The appointment of FirstNet’s Board follows the release of a report by FirstNet’s Interoperability Board containing recommendations regarding the technical requirements for the public safety network. With the appointment of the Board, FirstNet is expected to begin the request for proposals process for the construction, operations, maintenance, and improvements to the public safety network. Upon completion of the RFP process, FirstNet will provide each state with details of the proposed network buildout plan and the funding levels for the state as determined by NTIA. Each state will then choose whether to participate in the deployment of the network as proposed by FirstNet or conduct its own network deployment.

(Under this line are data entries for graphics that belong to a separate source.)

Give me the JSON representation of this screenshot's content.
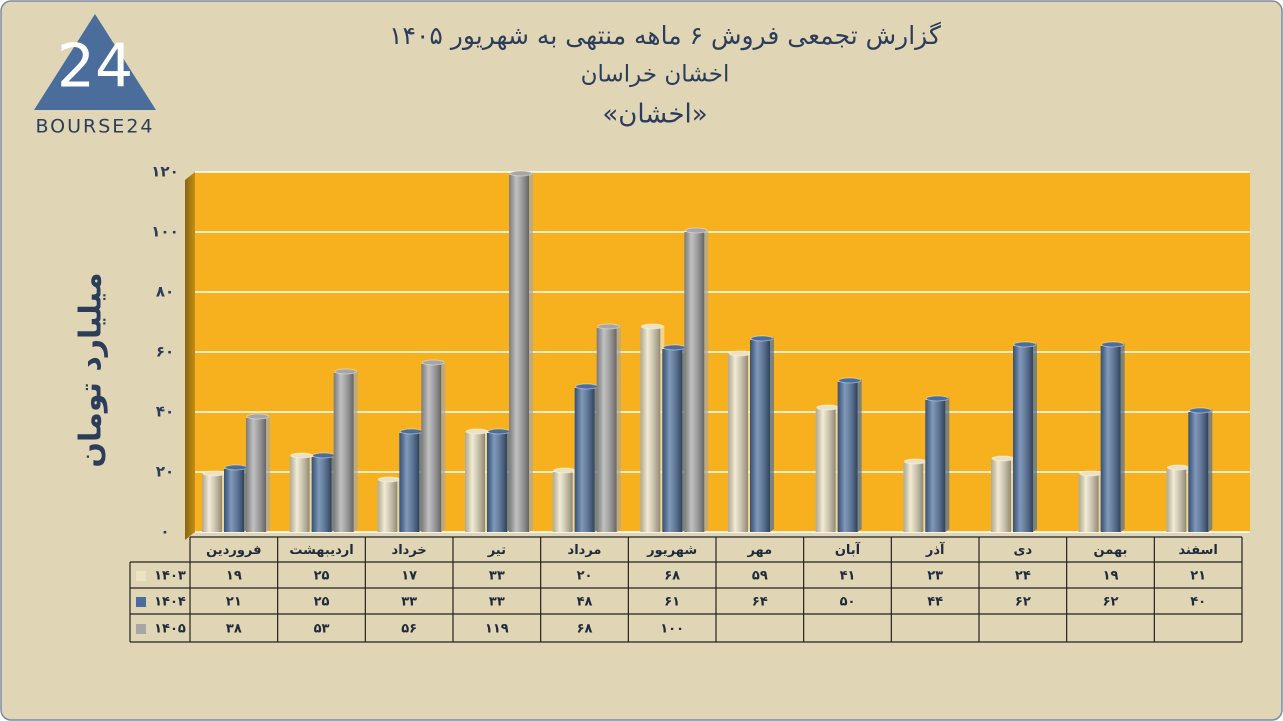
{
  "logo": {
    "mark": "24",
    "text": "BOURSE24"
  },
  "chart_data": {
    "type": "bar",
    "title": "گزارش تجمعی فروش ۶ ماهه منتهی به شهریور ۱۴۰۵",
    "subtitle": "اخشان خراسان",
    "symbol": "«اخشان»",
    "y_label": "میلیارد تومان",
    "categories": [
      "فروردین",
      "اردیبهشت",
      "خرداد",
      "تیر",
      "مرداد",
      "شهریور",
      "مهر",
      "آبان",
      "آذر",
      "دی",
      "بهمن",
      "اسفند"
    ],
    "series": [
      {
        "name": "۱۴۰۳",
        "color": "#ece2c2",
        "values": [
          19,
          25,
          17,
          33,
          20,
          68,
          59,
          41,
          23,
          24,
          19,
          21
        ],
        "value_labels": [
          "۱۹",
          "۲۵",
          "۱۷",
          "۳۳",
          "۲۰",
          "۶۸",
          "۵۹",
          "۴۱",
          "۲۳",
          "۲۴",
          "۱۹",
          "۲۱"
        ]
      },
      {
        "name": "۱۴۰۴",
        "color": "#4a6d9c",
        "values": [
          21,
          25,
          33,
          33,
          48,
          61,
          64,
          50,
          44,
          62,
          62,
          40
        ],
        "value_labels": [
          "۲۱",
          "۲۵",
          "۳۳",
          "۳۳",
          "۴۸",
          "۶۱",
          "۶۴",
          "۵۰",
          "۴۴",
          "۶۲",
          "۶۲",
          "۴۰"
        ]
      },
      {
        "name": "۱۴۰۵",
        "color": "#a6a6a6",
        "values": [
          38,
          53,
          56,
          119,
          68,
          100,
          null,
          null,
          null,
          null,
          null,
          null
        ],
        "value_labels": [
          "۳۸",
          "۵۳",
          "۵۶",
          "۱۱۹",
          "۶۸",
          "۱۰۰",
          null,
          null,
          null,
          null,
          null,
          null
        ]
      }
    ],
    "ylim": [
      0,
      120
    ],
    "yticks": [
      {
        "value": 0,
        "label": "۰"
      },
      {
        "value": 20,
        "label": "۲۰"
      },
      {
        "value": 40,
        "label": "۴۰"
      },
      {
        "value": 60,
        "label": "۶۰"
      },
      {
        "value": 80,
        "label": "۸۰"
      },
      {
        "value": 100,
        "label": "۱۰۰"
      },
      {
        "value": 120,
        "label": "۱۲۰"
      }
    ],
    "grid": true,
    "plot_color": "#f8b11e"
  }
}
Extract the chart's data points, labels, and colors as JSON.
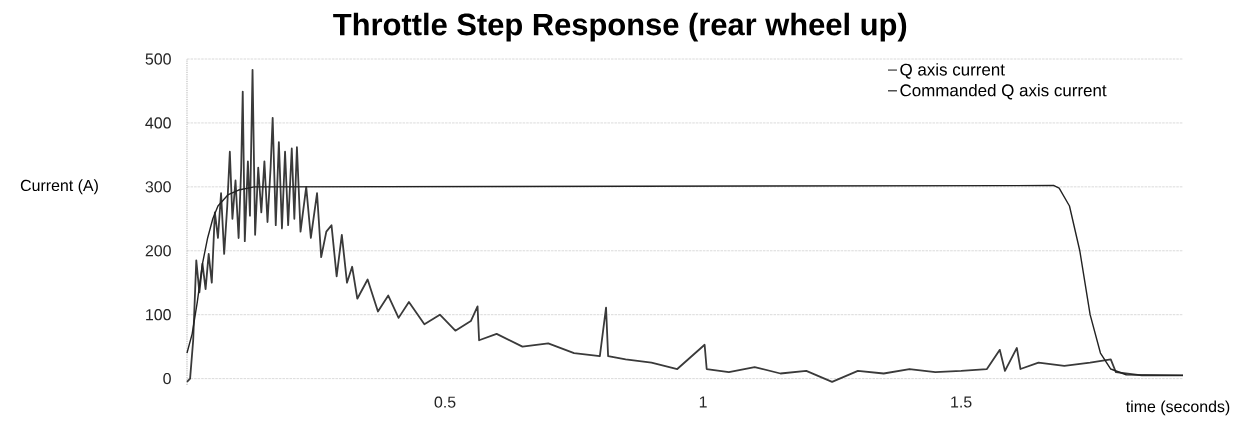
{
  "chart_data": {
    "type": "line",
    "title": "Throttle Step Response (rear wheel up)",
    "xlabel": "time (seconds)",
    "ylabel": "Current (A)",
    "xlim": [
      0,
      1.93
    ],
    "ylim": [
      -10,
      500
    ],
    "xticks": [
      0.5,
      1,
      1.5
    ],
    "yticks": [
      0,
      100,
      200,
      300,
      400,
      500
    ],
    "grid": "y",
    "legend": "top right",
    "series": [
      {
        "name": "Q axis current",
        "color": "#3a3a3a",
        "x": [
          0,
          0.006,
          0.012,
          0.018,
          0.024,
          0.03,
          0.036,
          0.042,
          0.048,
          0.054,
          0.06,
          0.066,
          0.072,
          0.078,
          0.083,
          0.088,
          0.094,
          0.1,
          0.105,
          0.108,
          0.112,
          0.118,
          0.122,
          0.127,
          0.132,
          0.138,
          0.144,
          0.15,
          0.156,
          0.162,
          0.166,
          0.172,
          0.178,
          0.184,
          0.19,
          0.196,
          0.203,
          0.208,
          0.213,
          0.22,
          0.231,
          0.24,
          0.252,
          0.26,
          0.27,
          0.28,
          0.29,
          0.3,
          0.31,
          0.32,
          0.33,
          0.35,
          0.37,
          0.39,
          0.41,
          0.43,
          0.46,
          0.49,
          0.52,
          0.55,
          0.563,
          0.566,
          0.6,
          0.65,
          0.7,
          0.75,
          0.8,
          0.812,
          0.816,
          0.85,
          0.9,
          0.95,
          1.003,
          1.007,
          1.05,
          1.1,
          1.15,
          1.2,
          1.25,
          1.3,
          1.35,
          1.4,
          1.45,
          1.5,
          1.55,
          1.575,
          1.585,
          1.608,
          1.615,
          1.65,
          1.7,
          1.75,
          1.79,
          1.8,
          1.85,
          1.93
        ],
        "values": [
          -5,
          0,
          60,
          185,
          135,
          180,
          140,
          195,
          150,
          260,
          220,
          290,
          195,
          270,
          355,
          250,
          310,
          220,
          330,
          449,
          215,
          340,
          255,
          483,
          225,
          330,
          260,
          340,
          245,
          330,
          408,
          240,
          370,
          235,
          355,
          240,
          360,
          250,
          362,
          230,
          300,
          220,
          290,
          190,
          230,
          240,
          160,
          225,
          150,
          175,
          125,
          155,
          105,
          130,
          95,
          120,
          85,
          100,
          75,
          90,
          113,
          60,
          70,
          50,
          55,
          40,
          35,
          111,
          35,
          30,
          25,
          15,
          53,
          15,
          10,
          18,
          8,
          12,
          -5,
          12,
          8,
          15,
          10,
          12,
          15,
          45,
          12,
          48,
          15,
          25,
          20,
          25,
          30,
          10,
          5,
          5
        ]
      },
      {
        "name": "Commanded Q axis current",
        "color": "#222222",
        "x": [
          0,
          0.01,
          0.02,
          0.03,
          0.04,
          0.05,
          0.06,
          0.08,
          0.1,
          0.13,
          1.68,
          1.69,
          1.71,
          1.73,
          1.75,
          1.77,
          1.79,
          1.82,
          1.93
        ],
        "values": [
          40,
          70,
          120,
          180,
          220,
          250,
          270,
          288,
          295,
          300,
          302,
          298,
          270,
          200,
          100,
          40,
          15,
          6,
          5
        ]
      }
    ]
  }
}
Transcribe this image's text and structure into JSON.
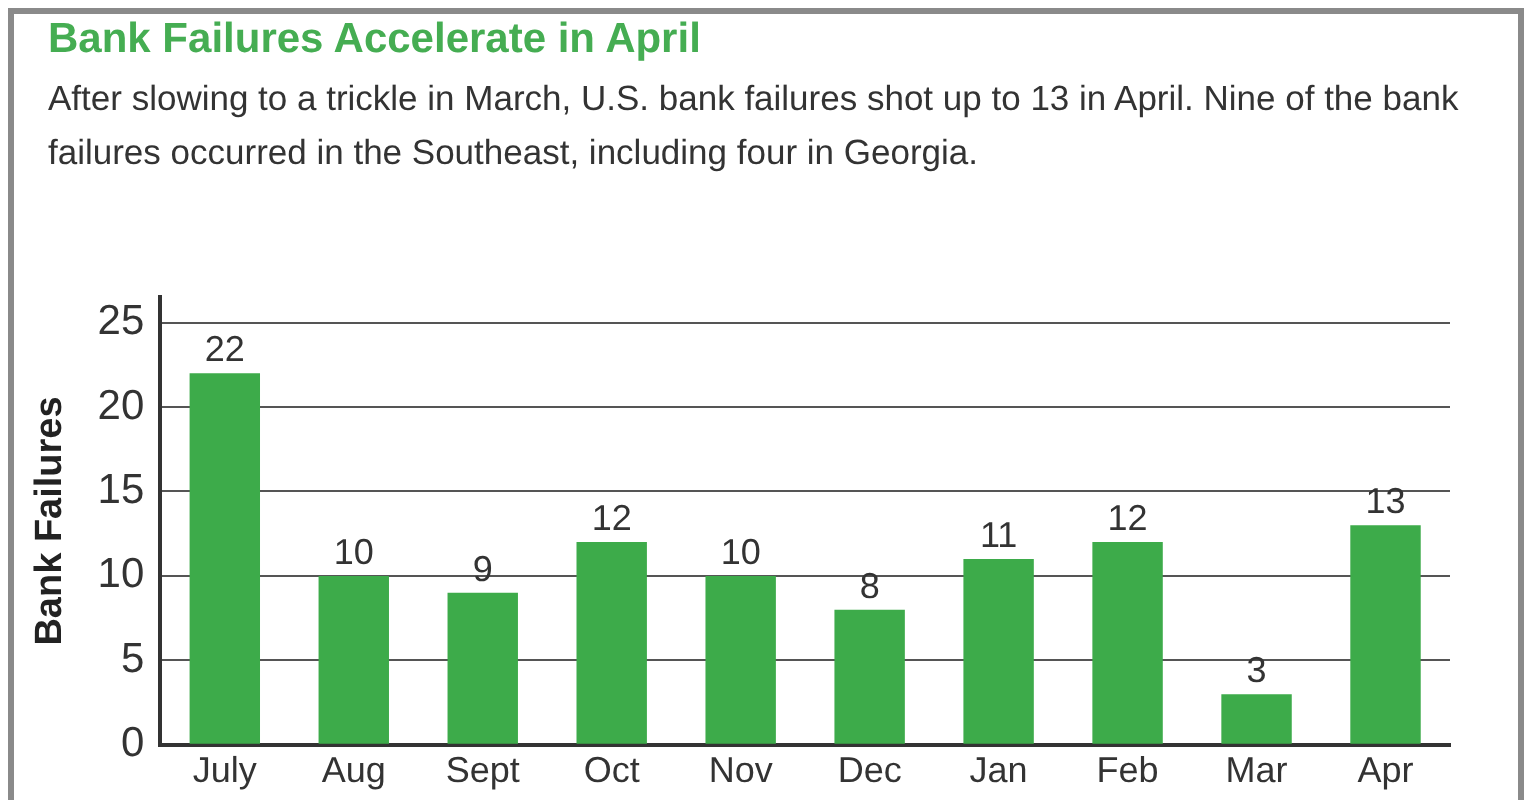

Obama Administration Pursues Mobile Privacy Code of Conduct

By J. Bradford Currier and Marc Martin

The National Telecommunications and Information Administration (“NTIA”) will hold its first meeting on July 12, 2012 aimed at developing voluntary codes of conduct designed to provide consumers with clear information regarding how personal data is handled by companies which develop and offer applications for mobile devices. The NTIA’s planned meetings with stakeholders were first announced in February 2012 as part of the White House’s proposed Consumer Privacy Bill of Rights. The NTIA meeting comes as both the Federal Trade Commission and Federal Communications Commission have recently taken action to improve consumer transparency and privacy safeguards for personal information collected by mobile apps.

A number of stakeholders have already filed comments expressing their support for improving the clarity and comprehensiveness of privacy disclosures provided to mobile app consumers. However, a number of commenters noted that the rapid pace of innovation in the mobile app market and the relatively small screen sizes of current mobile devices will make long-term, definitive disclosure rules difficult to develop. While NTIA hopes to tackle a number of Internet policy topics, including copyright and cybersecurity issues, the organization chose mobile app privacy as the first meeting topic because it believes consensus on a code of conduct can be reached “in a reasonable timeframe.” NTIA expects the mobile app privacy meeting will serve as a useful precedent for later discussions involving other online consumer protection concerns.

The NTIA meeting is open to all interested stakeholders and a venue should be announced before the end of the month. Interested stakeholders are asked to inform NTIA online in advance if they plan to attend the meeting.